You would run the NPM commands to get this going. Sorry, the NodeJS commands to get this going. And then you would have your dashboards to look at. So these are pretty basic, little plotly dashboards. You can obviously make these a lot prettier, quite a bit prettier, but for right now, this was a great way to just show off the project and not have to think too much about it.

So this is our light one. And then we put soil and air temperature together. During this time period, the plant was ... it was just not a very long time, and the plant was just sitting in my dining room, so there was really no variance here. So if you're wondering why the soil and air temperature didn't change, it's because I didn't change them, it was just kind of sitting peacefully. Though funny enough, the light was clearly up and down, but I just claim that our light sensor is extra sensitive, it's also probably just me walking by. And then finally, the room humidity and the soil moisture, the humidity tends to spike when I tend to like breathe near the plant, so that's probably where those spikes are coming from. And then the soil moisture is almost always actually quite consistent, it'll take a bit for the moisture to actually start to drop down when the plant gets a little more dry. But yeah, so this kind of gives you an idea. One thing you might notice right away, though, is the fact that yeah, this data can be a little spikey, a little wonky looking. We've been working on kind of smoothing it out a bit, but it's a little tricky. And in all fairness, this graph is very compacted, like it's very small, obviously, like if you were to range this from zero to 100, the spikes would not look quite as intense as they do here. But in all fairness, a plant living inside on my living room dining table has relatively consistent metrics. It's you know, it's inside a humidity controlled house.

So when it comes to learning resources beyond going obviously through the project on GitHub and just following that along, you can try more things yourself. So we have more projects available on our InFlux community. You can actually see Plant Buddy right there. That's the original Python version. We're working off the Javascript version of it, but there's also other cool projects that you can reference and check out. And then as well as our website, influxdata.com. And then these are just some further resources. I wouldn't be a very good dev rel if I didn't tell you guys to come join our slack community. That's definitely where you can get help from both the developer advocates as well as other people. The Getting Started is basically just the cloud link. The GitHub Influx Community, which I just mentioned.

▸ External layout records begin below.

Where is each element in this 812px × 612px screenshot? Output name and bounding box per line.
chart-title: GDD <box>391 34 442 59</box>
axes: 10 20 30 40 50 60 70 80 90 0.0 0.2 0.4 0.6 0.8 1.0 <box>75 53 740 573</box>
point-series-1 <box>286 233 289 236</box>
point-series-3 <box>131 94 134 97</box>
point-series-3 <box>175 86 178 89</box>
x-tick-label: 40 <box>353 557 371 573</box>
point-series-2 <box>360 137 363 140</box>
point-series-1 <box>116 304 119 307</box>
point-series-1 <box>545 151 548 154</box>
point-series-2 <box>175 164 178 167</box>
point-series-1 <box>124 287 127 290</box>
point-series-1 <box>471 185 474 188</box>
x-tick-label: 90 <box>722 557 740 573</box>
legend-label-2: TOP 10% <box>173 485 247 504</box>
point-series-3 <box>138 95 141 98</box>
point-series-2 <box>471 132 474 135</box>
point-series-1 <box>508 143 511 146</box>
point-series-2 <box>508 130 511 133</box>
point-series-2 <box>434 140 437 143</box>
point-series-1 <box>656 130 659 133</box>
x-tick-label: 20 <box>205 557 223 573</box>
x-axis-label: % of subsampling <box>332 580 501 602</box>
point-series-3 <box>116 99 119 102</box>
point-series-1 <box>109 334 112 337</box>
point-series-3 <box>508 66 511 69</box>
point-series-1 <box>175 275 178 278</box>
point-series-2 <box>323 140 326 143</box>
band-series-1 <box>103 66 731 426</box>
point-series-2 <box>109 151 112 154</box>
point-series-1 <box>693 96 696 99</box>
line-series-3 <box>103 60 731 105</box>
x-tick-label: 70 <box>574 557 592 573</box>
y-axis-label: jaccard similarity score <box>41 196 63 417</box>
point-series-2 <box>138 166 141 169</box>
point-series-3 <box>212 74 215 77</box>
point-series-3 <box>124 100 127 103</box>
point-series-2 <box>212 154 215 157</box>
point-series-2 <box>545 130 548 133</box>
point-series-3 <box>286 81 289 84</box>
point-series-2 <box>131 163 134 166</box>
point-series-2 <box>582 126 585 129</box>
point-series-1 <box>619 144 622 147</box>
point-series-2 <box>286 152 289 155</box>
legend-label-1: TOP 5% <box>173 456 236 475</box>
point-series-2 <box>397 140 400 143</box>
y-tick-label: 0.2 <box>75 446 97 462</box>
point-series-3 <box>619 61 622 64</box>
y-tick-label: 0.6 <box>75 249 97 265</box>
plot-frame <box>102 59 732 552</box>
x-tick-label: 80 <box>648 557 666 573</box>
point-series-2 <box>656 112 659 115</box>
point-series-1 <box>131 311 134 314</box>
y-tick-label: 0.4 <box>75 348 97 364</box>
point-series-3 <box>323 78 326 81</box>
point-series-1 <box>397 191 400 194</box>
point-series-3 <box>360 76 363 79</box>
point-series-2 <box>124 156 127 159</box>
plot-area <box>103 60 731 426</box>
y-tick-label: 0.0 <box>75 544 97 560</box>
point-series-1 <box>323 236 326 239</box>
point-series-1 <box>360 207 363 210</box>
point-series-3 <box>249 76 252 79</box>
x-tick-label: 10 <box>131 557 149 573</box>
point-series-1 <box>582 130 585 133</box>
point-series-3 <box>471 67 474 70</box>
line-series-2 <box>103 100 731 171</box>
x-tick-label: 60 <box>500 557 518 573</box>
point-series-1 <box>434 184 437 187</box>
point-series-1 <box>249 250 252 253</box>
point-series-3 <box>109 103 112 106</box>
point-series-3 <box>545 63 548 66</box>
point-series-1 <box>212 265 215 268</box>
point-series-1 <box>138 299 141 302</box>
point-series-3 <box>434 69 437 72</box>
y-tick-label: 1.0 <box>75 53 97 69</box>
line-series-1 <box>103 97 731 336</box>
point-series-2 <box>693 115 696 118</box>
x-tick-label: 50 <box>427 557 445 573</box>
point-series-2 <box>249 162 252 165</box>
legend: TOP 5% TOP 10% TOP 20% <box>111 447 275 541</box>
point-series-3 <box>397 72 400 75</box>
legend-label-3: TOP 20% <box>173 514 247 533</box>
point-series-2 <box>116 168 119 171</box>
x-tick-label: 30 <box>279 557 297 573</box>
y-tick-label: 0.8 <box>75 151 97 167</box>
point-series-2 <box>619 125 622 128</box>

Docs and blogs can obviously be great resources to get going and get started. And finally, InfluxDB University, which is a free learn-at-your-own-pace platform. So you can basically learn more and take as much time as you need personally, and there's lots of different courses on lots of different things.

And that is pretty much the wrap-up of my presentation. And you are also welcome, of course, to reach out, like I said, on LinkedIn. You can reach out and find me on Slack. If you feel like the project needs a little bit of, I guess you could say TLC, you want to make some changes, feel free to do a pull request. I don't mind. That's what open source is all about.

And thank you so much for coming. Thank you. Appreciate it.